If we interpret leaves as vertex operations, 0 nodes as (sequences of) union operations, and 1 nodes as (sequences of) join operations, we get a formula that, when evaluated, gives us our graph. The tree is uniquely defined if we require internal nodes to have two or more children and to alternate between 0's and 1's along any path to the root; therefore, different formulae (up to commutativity and associativity) will give different cographs. Or, in other words, the cographs represent elements of the free algebra generated by one 0-ary operation and two commutative associative operations.

Various pieces of useful information about a cograph may be obtained by mapping this free algebra to other algebras: translating the graph into a formula involving the vertex, union, and join operations, replacing these three operations by some three other operations in some other algebra, and then evaluating the replaced formula. It is only required that the new union and join operations be commutative and associative operations on objects given by the vertex operation.

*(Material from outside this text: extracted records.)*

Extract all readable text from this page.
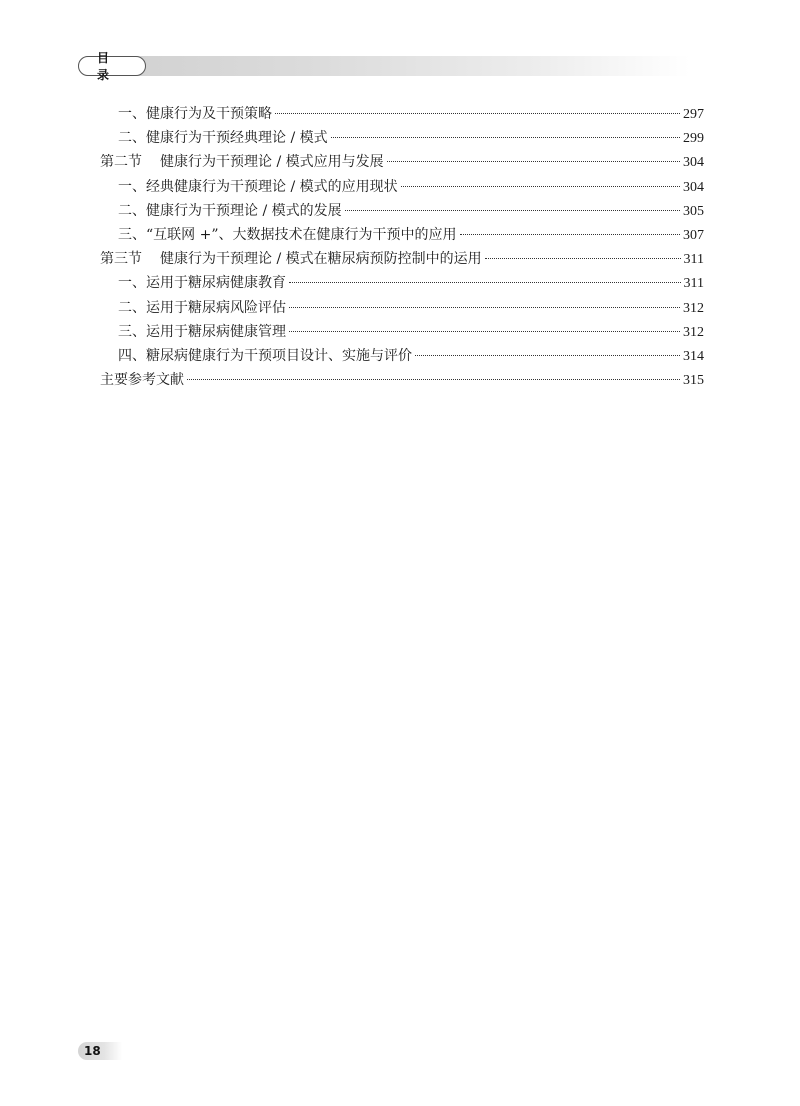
目 录
一、健康行为及干预策略	297
二、健康行为干预经典理论 / 模式	299
第二节 健康行为干预理论 / 模式应用与发展	304
一、经典健康行为干预理论 / 模式的应用现状	304
二、健康行为干预理论 / 模式的发展	305
三、“互联网 +”、大数据技术在健康行为干预中的应用	307
第三节 健康行为干预理论 / 模式在糖尿病预防控制中的运用	311
一、运用于糖尿病健康教育	311
二、运用于糖尿病风险评估	312
三、运用于糖尿病健康管理	312
四、糖尿病健康行为干预项目设计、实施与评价	314
主要参考文献	315
18
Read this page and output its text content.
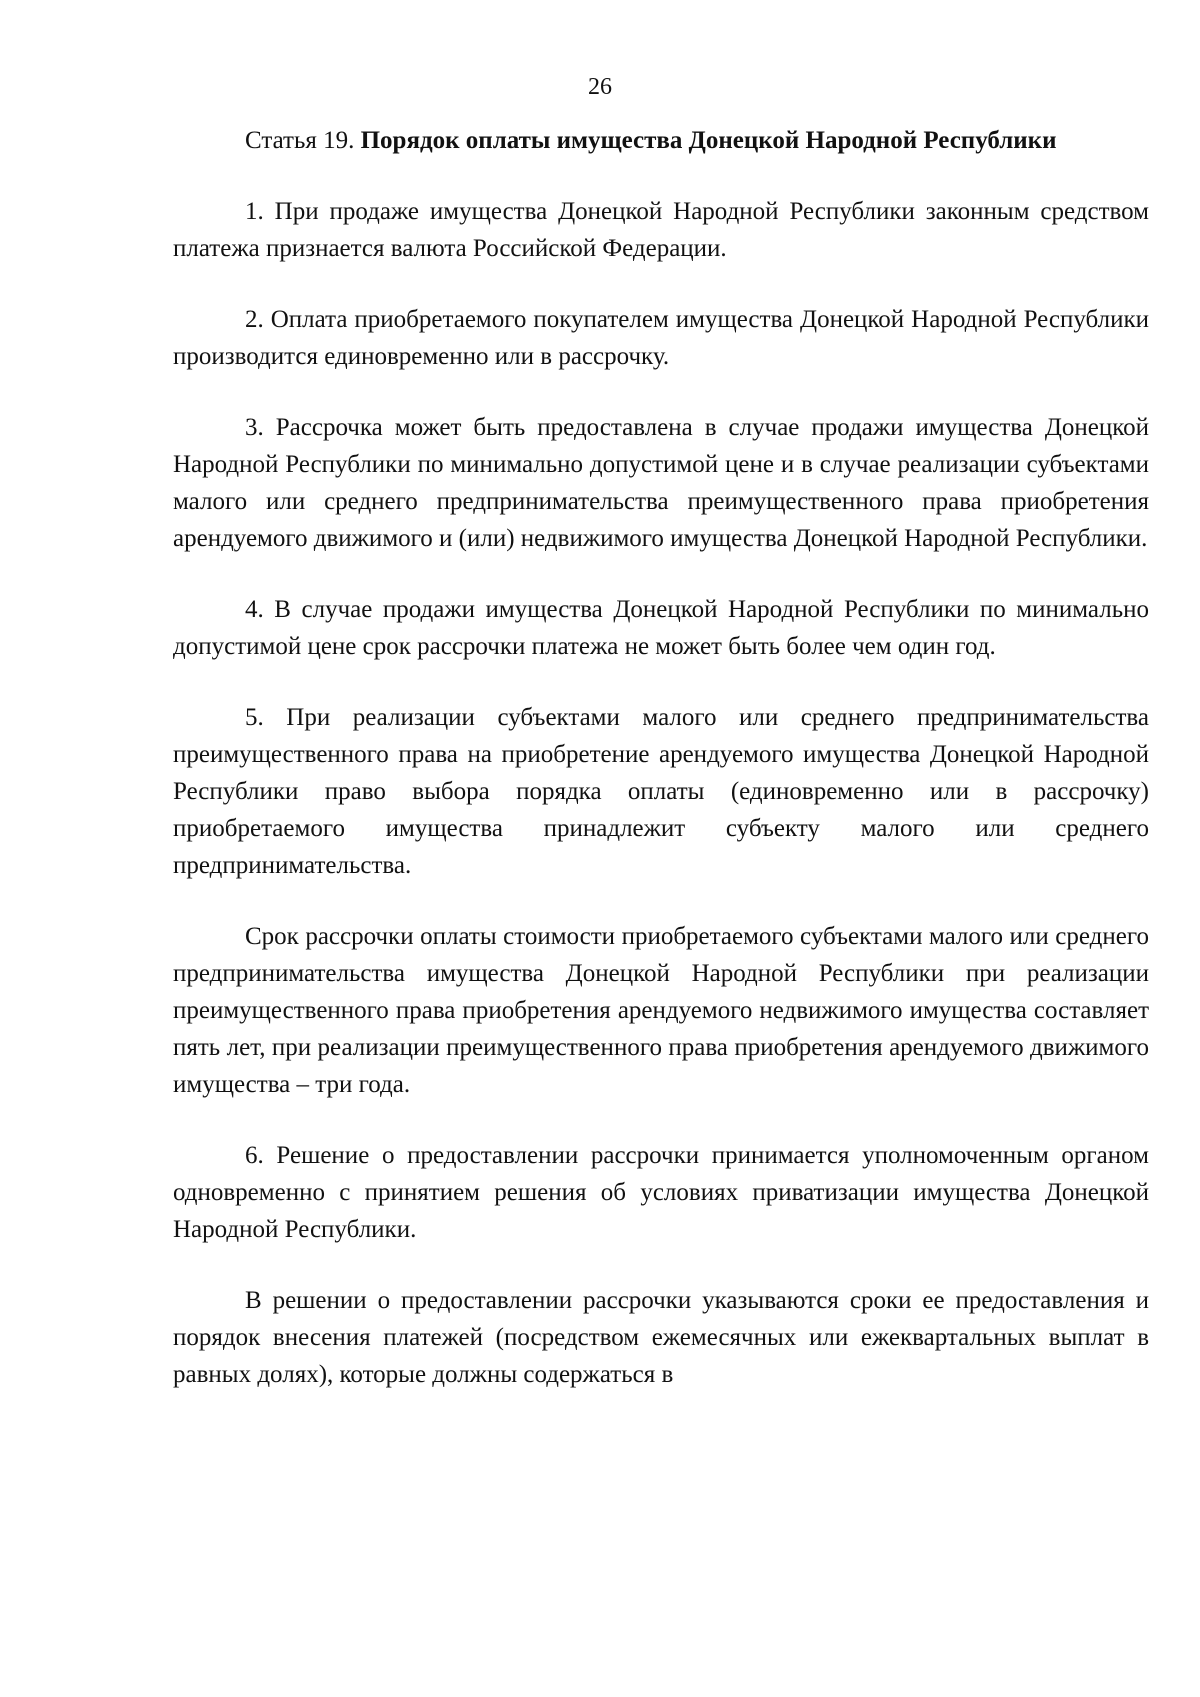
26

Статья 19. Порядок оплаты имущества Донецкой Народной Республики

1. При продаже имущества Донецкой Народной Республики законным средством платежа признается валюта Российской Федерации.

2. Оплата приобретаемого покупателем имущества Донецкой Народной Республики производится единовременно или в рассрочку.

3. Рассрочка может быть предоставлена в случае продажи имущества Донецкой Народной Республики по минимально допустимой цене и в случае реализации субъектами малого или среднего предпринимательства преимущественного права приобретения арендуемого движимого и (или) недвижимого имущества Донецкой Народной Республики.

4. В случае продажи имущества Донецкой Народной Республики по минимально допустимой цене срок рассрочки платежа не может быть более чем один год.

5. При реализации субъектами малого или среднего предпринимательства преимущественного права на приобретение арендуемого имущества Донецкой Народной Республики право выбора порядка оплаты (единовременно или в рассрочку) приобретаемого имущества принадлежит субъекту малого или среднего предпринимательства.

Срок рассрочки оплаты стоимости приобретаемого субъектами малого или среднего предпринимательства имущества Донецкой Народной Республики при реализации преимущественного права приобретения арендуемого недвижимого имущества составляет пять лет, при реализации преимущественного права приобретения арендуемого движимого имущества – три года.

6. Решение о предоставлении рассрочки принимается уполномоченным органом одновременно с принятием решения об условиях приватизации имущества Донецкой Народной Республики.

В решении о предоставлении рассрочки указываются сроки ее предоставления и порядок внесения платежей (посредством ежемесячных или ежеквартальных выплат в равных долях), которые должны содержаться в
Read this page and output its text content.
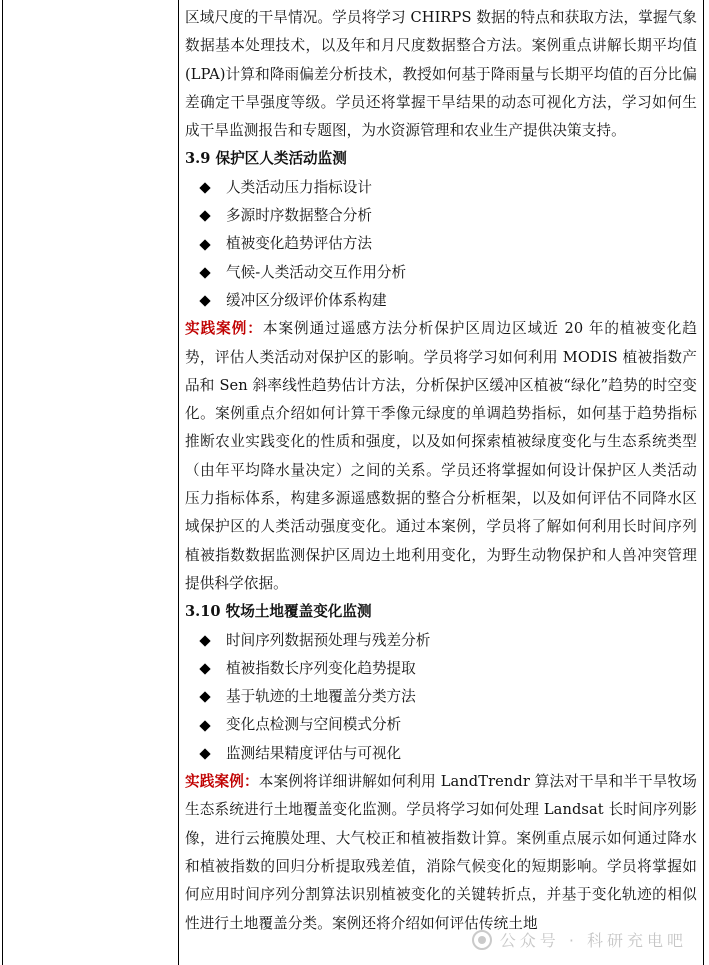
区域尺度的干旱情况。学员将学习 CHIRPS 数据的特点和获取方法，掌握气象数据基本处理技术，以及年和月尺度数据整合方法。案例重点讲解长期平均值(LPA)计算和降雨偏差分析技术，教授如何基于降雨量与长期平均值的百分比偏差确定干旱强度等级。学员还将掌握干旱结果的动态可视化方法，学习如何生成干旱监测报告和专题图，为水资源管理和农业生产提供决策支持。

3.9 保护区人类活动监测

人类活动压力指标设计
多源时序数据整合分析
植被变化趋势评估方法
气候-人类活动交互作用分析
缓冲区分级评价体系构建

实践案例：本案例通过遥感方法分析保护区周边区域近 20 年的植被变化趋势，评估人类活动对保护区的影响。学员将学习如何利用 MODIS 植被指数产品和 Sen 斜率线性趋势估计方法，分析保护区缓冲区植被“绿化”趋势的时空变化。案例重点介绍如何计算干季像元绿度的单调趋势指标，如何基于趋势指标推断农业实践变化的性质和强度，以及如何探索植被绿度变化与生态系统类型（由年平均降水量决定）之间的关系。学员还将掌握如何设计保护区人类活动压力指标体系，构建多源遥感数据的整合分析框架，以及如何评估不同降水区域保护区的人类活动强度变化。通过本案例，学员将了解如何利用长时间序列植被指数数据监测保护区周边土地利用变化，为野生动物保护和人兽冲突管理提供科学依据。

3.10 牧场土地覆盖变化监测

时间序列数据预处理与残差分析
植被指数长序列变化趋势提取
基于轨迹的土地覆盖分类方法
变化点检测与空间模式分析
监测结果精度评估与可视化

实践案例：本案例将详细讲解如何利用 LandTrendr 算法对干旱和半干旱牧场生态系统进行土地覆盖变化监测。学员将学习如何处理 Landsat 长时间序列影像，进行云掩膜处理、大气校正和植被指数计算。案例重点展示如何通过降水和植被指数的回归分析提取残差值，消除气候变化的短期影响。学员将掌握如何应用时间序列分割算法识别植被变化的关键转折点，并基于变化轨迹的相似性进行土地覆盖分类。案例还将介绍如何评估传统土地

公众号 · 科研充电吧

Quantity Replacement for vertex Replacement for union Replacement for join
Size of maximum independent set 1 + max
Size of maximum clique 1 max +
Number of maximal independent sets 1 × +
Number of maximal cliques 1 + ×
Number of independent sets 2 × a + b − 1
Number of cliques 2 a + b − 1 ×
Size of smallest maximal independent set 1 + min
Size of smallest maximal clique 1 min +
Generating function for number of independent sets of size k x + 1 × p(x) + q(x) − 1
Generating function for number of k-cliques x + 1 p(x) + q(x) − 1 ×
Number of k-colorings, for k = 0,1,2,... Infinite vector (0,1,2,...) Coordinatewise product Vector convolution

The last example, in particular, shows that we can calculate the chromatic polynomial efficiently (by computing a truncation of the infinite vector and interpolating), a difficult task for more general classes of graphs. The existence of an efficient chromatic polynomial algorithm for cographs was briefly noted by Giménez, Hliněný, and Noy, in a paper about computing even more difficult invariants for these graphs.





Comments:

11011110:
2008-05-14T13:22:05Z
Thanks for the feedback!
None: Cographs
2008-05-14T18:49:11Z
Are there any concrete applications of this. Are Cographs naturally encountered in practice for real problems.
11011110: Re: Cographs
2008-05-14T18:51:56Z
Series parallel graphs are certainly encountered in circuit design, and cographs encode reachability in series parallel graphs. Whether the quantities one can compute in this way encode information of interest in designing tests for circuits, I'm less sure, but I wouldn't be surprised.
atheorist:
2008-05-15T03:59:09Z

Graphs can be considered simplicial complexes, by assuming that every clique is filled with a simplex of appropriate dimension. In this interpretation, the join of graphs corresponds to the join of simplicial complexes.

Girard used these graphs/simplicial complexes, under the name "coherence spaces", to provide semantics for linear logic. If I understand correctly, Join and Union correspond to a pair of the linear logic connectives.

In this world, there was a third operation to combine two graphs. Points in the combined graph correspond to pairs (g, h) of points in the original graphs G and H. There is an edge from (g, h) to (g', h') iff there is an edge from g to g' and h to h'. This is called at mathworld "graph categorical product".

11011110:
2008-05-15T07:06:49Z

Interesting. If you fill each clique with a hypercube instead of with a simplex, you get a cubing, the skeleton of which is a median graph having a vertex for each simplex. Or, it's the same as the inclusion lattice of the simplicial complex...

The same product you describe is called the tensor product of graphs on Wikipedia, which has a more detailed article than Mathworld's. Now I'm wondering what class of graphs you get by combining these three operations. I guess I'll have to look up the Girard paper.

atheorist:
2008-05-15T10:23:24Z

I'm sorry, I should have provided a reference. I was reading Chapter 8 and Appendix A of "Proofs and Types".